Show that $2^n>\frac{(n-1)n}{2}$ without using induction.
MY attempt :
$$1+2+3+...+(n-2)+(n-1)=\frac{n(n-1)}{2}$$
Since $2^n>n$,
$$2^n+2^n+2^n+...+2^n+2^n>\frac{n(n-1)}{2}$$
$$(n-1)2^n>\frac{n(n-1)}{2}$$
SO I'm getting an obvious fact :(
How to do it without induction?
On
Suppose you have a finite set of $n$ elements. $2^n$ is the number of all possible subsets. $n(n-1)/2$ is the number of subsets of size exactly two, which is strictly less than the number of all possible subsets.
On
\begin{eqnarray} 2^0 &\geq& 1 \\ 2^1 &\geq& 2 \\ 2^2 &>& 3 \\ &\vdots& \\ 2^{n-1} &>& n-1 \quad \text{for } n>1 \\ \end{eqnarray} If you add everything up, you get (for $n>1$): $$ 2^n -1 = 2^0+2^1+...+2^{n-1} > 1+2+3+...+(n-1) = \frac{n(n-1)}{2} $$ which means that for $n>1$ $$ 2^n > 1+\frac{n(n-1)}{2} > \frac{n(n-1)}{2} $$ We can manually check that this inequality also holds for $n=1$
On
If you are allowed to use "well known facts"
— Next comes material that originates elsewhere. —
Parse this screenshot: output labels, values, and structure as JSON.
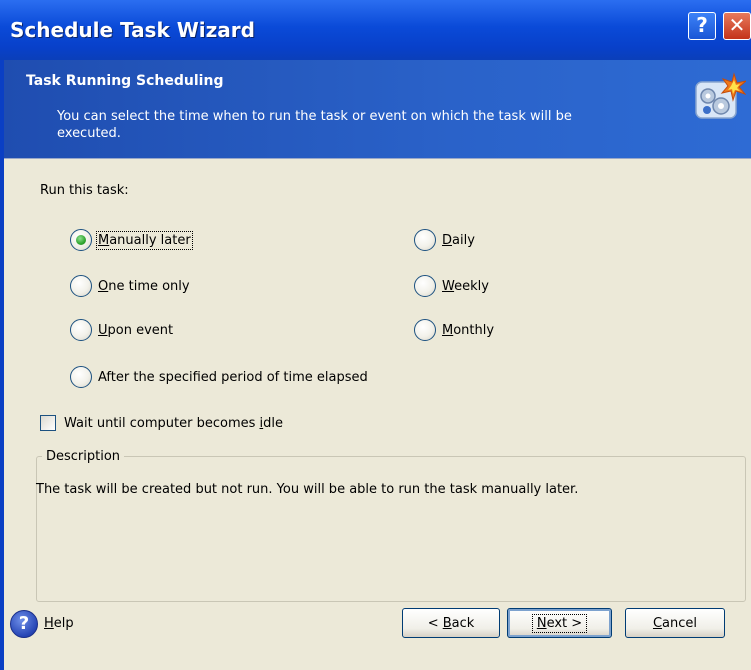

WKF1: $2^n - 1=\sum_{k=0}^{n-1} 2^k$.
WKF2: $\frac {n(n-1)}2 = \sum_{k=0}^{n-1} k$
WKF3: $2^k > k$
WKF4: $b_k > a_k$ then $\sum_{k=0}^n b_k > \sum_{k=0}^n a_k$.
So ... $2^n> 2^n-1 =\sum_{k=0}^{n-1} 2^k > \sum_{k=0}^{n-1} k = \frac {n(n-1)}2$.
....
But.... I'm not sure I'd call that a "proof without induction" as the WKFs were taken for granted without proofs and, most likely, to prove them one would have used induction.
Hint For $n \geq 2$ you have:
$$2^n=(1+1)^n= \sum_{k=0}^n \binom{n}{k} > \binom{n}{2}$$